The epitome of Italianate style, Leo Nucci appeared in many of the repertory’s most captivating baritone roles—especially those of his countryman Giuseppe Verdi—over the course of his two-and-a-half decade Met career. By Christopher Browner
While composers throughout operatic history have created compelling baritone roles, Giuseppe Verdi elevated the voice type to a new level—from nefarious antagonists like Iago, Count di Luna, and Macbeth to the buffoon Falstaff to some of opera’s most nurturing, and complex, father figures.
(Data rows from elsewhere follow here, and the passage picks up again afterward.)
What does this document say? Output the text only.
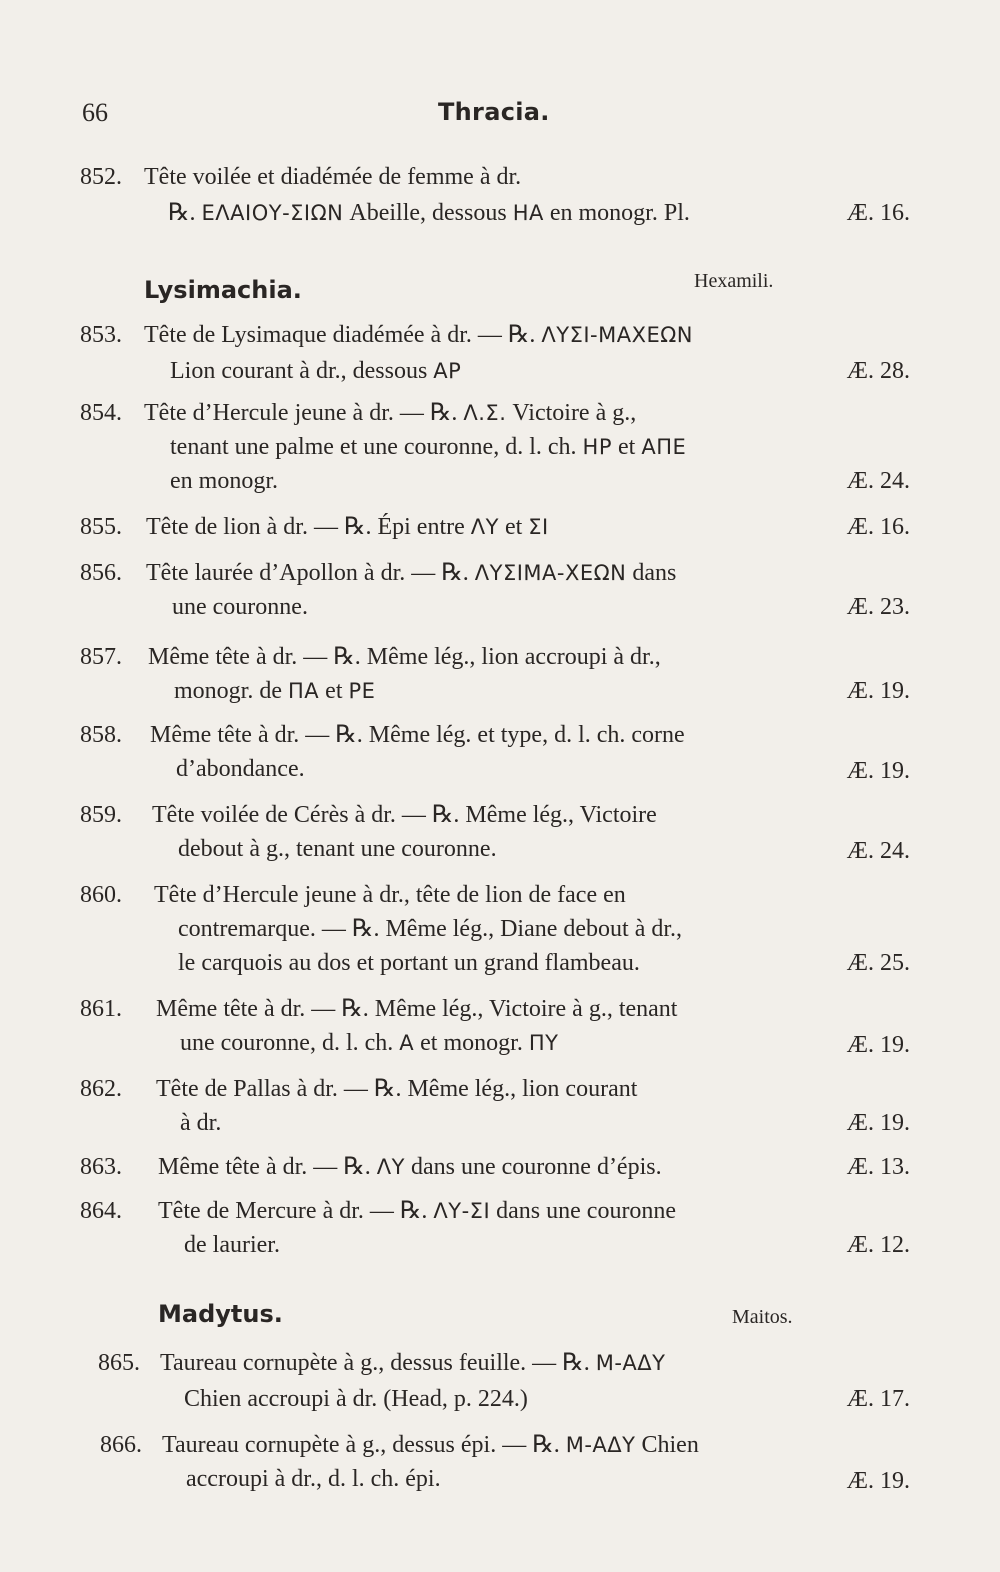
66	Thracia.
852. Tête voilée et diadémée de femme à dr.
℞. ΕΛΑΙΟΥ-ΣΙΩΝ Abeille, dessous ΗΑ en monogr. Pl.	Æ. 16.
Lysimachia.	Hexamili.
853. Tête de Lysimaque diadémée à dr. — ℞. ΛΥΣΙ-ΜΑΧΕΩΝ
Lion courant à dr., dessous ΑΡ	Æ. 28.
854. Tête d’Hercule jeune à dr. — ℞. Λ.Σ. Victoire à g.,
tenant une palme et une couronne, d. l. ch. ΗΡ et ΑΠΕ
en monogr.	Æ. 24.
855. Tête de lion à dr. — ℞. Épi entre ΛΥ et ΣΙ	Æ. 16.
856. Tête laurée d’Apollon à dr. — ℞. ΛΥΣΙΜΑ-ΧΕΩΝ dans
une couronne.	Æ. 23.
857. Même tête à dr. — ℞. Même lég., lion accroupi à dr.,
monogr. de ΠΑ et ΡΕ	Æ. 19.
858. Même tête à dr. — ℞. Même lég. et type, d. l. ch. corne
d’abondance.	Æ. 19.
859. Tête voilée de Cérès à dr. — ℞. Même lég., Victoire
debout à g., tenant une couronne.	Æ. 24.
860. Tête d’Hercule jeune à dr., tête de lion de face en
contremarque. — ℞. Même lég., Diane debout à dr.,
le carquois au dos et portant un grand flambeau.	Æ. 25.
861. Même tête à dr. — ℞. Même lég., Victoire à g., tenant
une couronne, d. l. ch. Α et monogr. ΠΥ	Æ. 19.
862. Tête de Pallas à dr. — ℞. Même lég., lion courant
à dr.	Æ. 19.
863. Même tête à dr. — ℞. ΛΥ dans une couronne d’épis.	Æ. 13.
864. Tête de Mercure à dr. — ℞. ΛΥ-ΣΙ dans une couronne
de laurier.	Æ. 12.
Madytus.	Maitos.
865. Taureau cornupète à g., dessus feuille. — ℞. Μ-ΑΔΥ
Chien accroupi à dr. (Head, p. 224.)	Æ. 17.
866. Taureau cornupète à g., dessus épi. — ℞. Μ-ΑΔΥ Chien
accroupi à dr., d. l. ch. épi.	Æ. 19.
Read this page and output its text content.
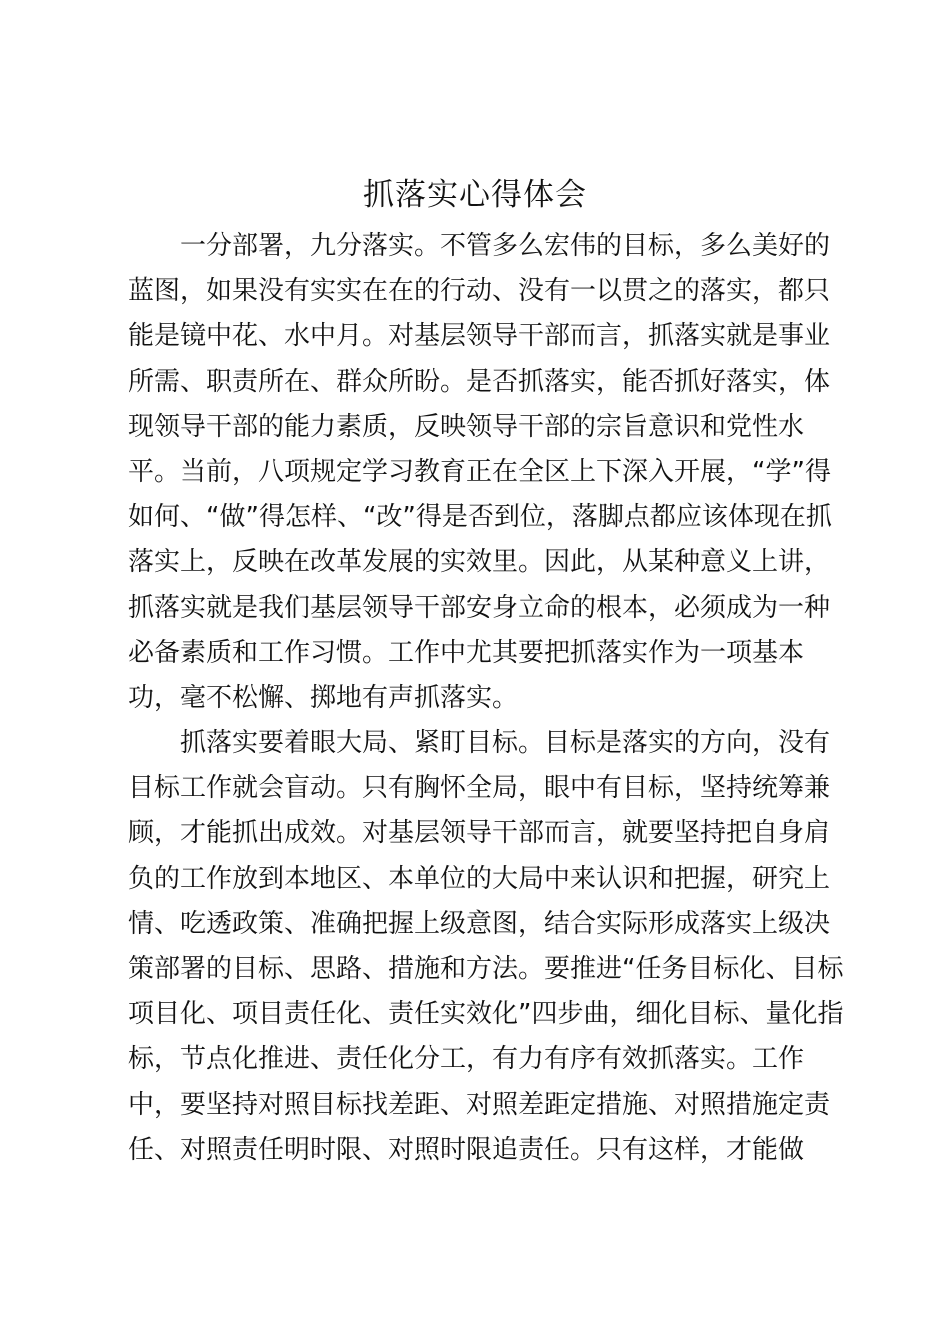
抓落实心得体会

一分部署，九分落实。不管多么宏伟的目标，多么美好的

蓝图，如果没有实实在在的行动、没有一以贯之的落实，都只

能是镜中花、水中月。对基层领导干部而言，抓落实就是事业

所需、职责所在、群众所盼。是否抓落实，能否抓好落实，体

现领导干部的能力素质，反映领导干部的宗旨意识和党性水

平。当前，八项规定学习教育正在全区上下深入开展，“学”得

如何、“做”得怎样、“改”得是否到位，落脚点都应该体现在抓

落实上，反映在改革发展的实效里。因此，从某种意义上讲，

抓落实就是我们基层领导干部安身立命的根本，必须成为一种

必备素质和工作习惯。工作中尤其要把抓落实作为一项基本

功，毫不松懈、掷地有声抓落实。

抓落实要着眼大局、紧盯目标。目标是落实的方向，没有

目标工作就会盲动。只有胸怀全局，眼中有目标，坚持统筹兼

顾，才能抓出成效。对基层领导干部而言，就要坚持把自身肩

负的工作放到本地区、本单位的大局中来认识和把握，研究上

情、吃透政策、准确把握上级意图，结合实际形成落实上级决

策部署的目标、思路、措施和方法。要推进“任务目标化、目标

项目化、项目责任化、责任实效化”四步曲，细化目标、量化指

标，节点化推进、责任化分工，有力有序有效抓落实。工作

中，要坚持对照目标找差距、对照差距定措施、对照措施定责

任、对照责任明时限、对照时限追责任。只有这样，才能做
And with his Golden Age–quality voice and commanding stage presence, Italian-born Leo Nucci was distinctly qualified to bring these plum baritone parts to the stage.
Of the more than 180 performances Nucci gave at the Met, beginning with his 1980 debut as Renato in Un Ballo in Maschera opposite Luciano Pavarotti and Katia Ricciarelli, all but a handful were in the works of Verdi. (In fact, aside from nine performances as the title character of Tchaikovsky’s Russian drama Eugene Onegin, Nucci appeared exclusively in works from the Italian repertoire.) In all, he appeared in ten of the composer’s operas, creating memorable portrayals as Miller in Luisa Miller, Don Carlo in La Forza del Destino (pictured above), Germont in La Traviata, Rodrigo in Don Carlo, Amonasro in Aida, Count di Luna in Il Trovatore, and the title role of Rigoletto (pictured below).
Verdi’s brooding jester was far and away Nucci’s signature role—one that he sang at nearly every major opera house worldwide. At the Metropolitan, he donned Rigoletto’s motley on 31 occasions (including in the 1989 premiere of Otto Schenk’s new production), only a small fraction of the 550 times he is reported to have sung the role over the course of his legendary career.
Aside from Verdi, Nucci had successes in bel canto works as well, including Met appearances as Enrico in Lucia di Lammermoor, both Dr. Dulcamara and Sgt. Belcore in L’Elisir d’Amore, and Figaro, the cunning barber of Seville, in Il Barbiere di Siviglia (pictured above, with Kathleen Battle). And during his final year with the company, 2004, he unveiled two new portrayals for Met audiences—the title role of Nabucco (pictured below) and Guido di Monforte in I Vespri Siciliani (pictured at the top of this page), the latter coinciding with his 2,000th performance on the operatic stage. Of his Met role debut as Nabucco, The New York Times proclaimed, “Only great experience can provide the stylistic insight and emotional honesty that characterized his portrayal of the tormented Babylonian king.”
Nucci’s incredible artistry was captured in almost two dozen Met radio broadcasts and six Live from the Met telecasts—including Un Ballo in Maschera and Il Barbiere di Siviglia, which are streaming for free this week.
Christopher Browner is the Met’s Associate Editor.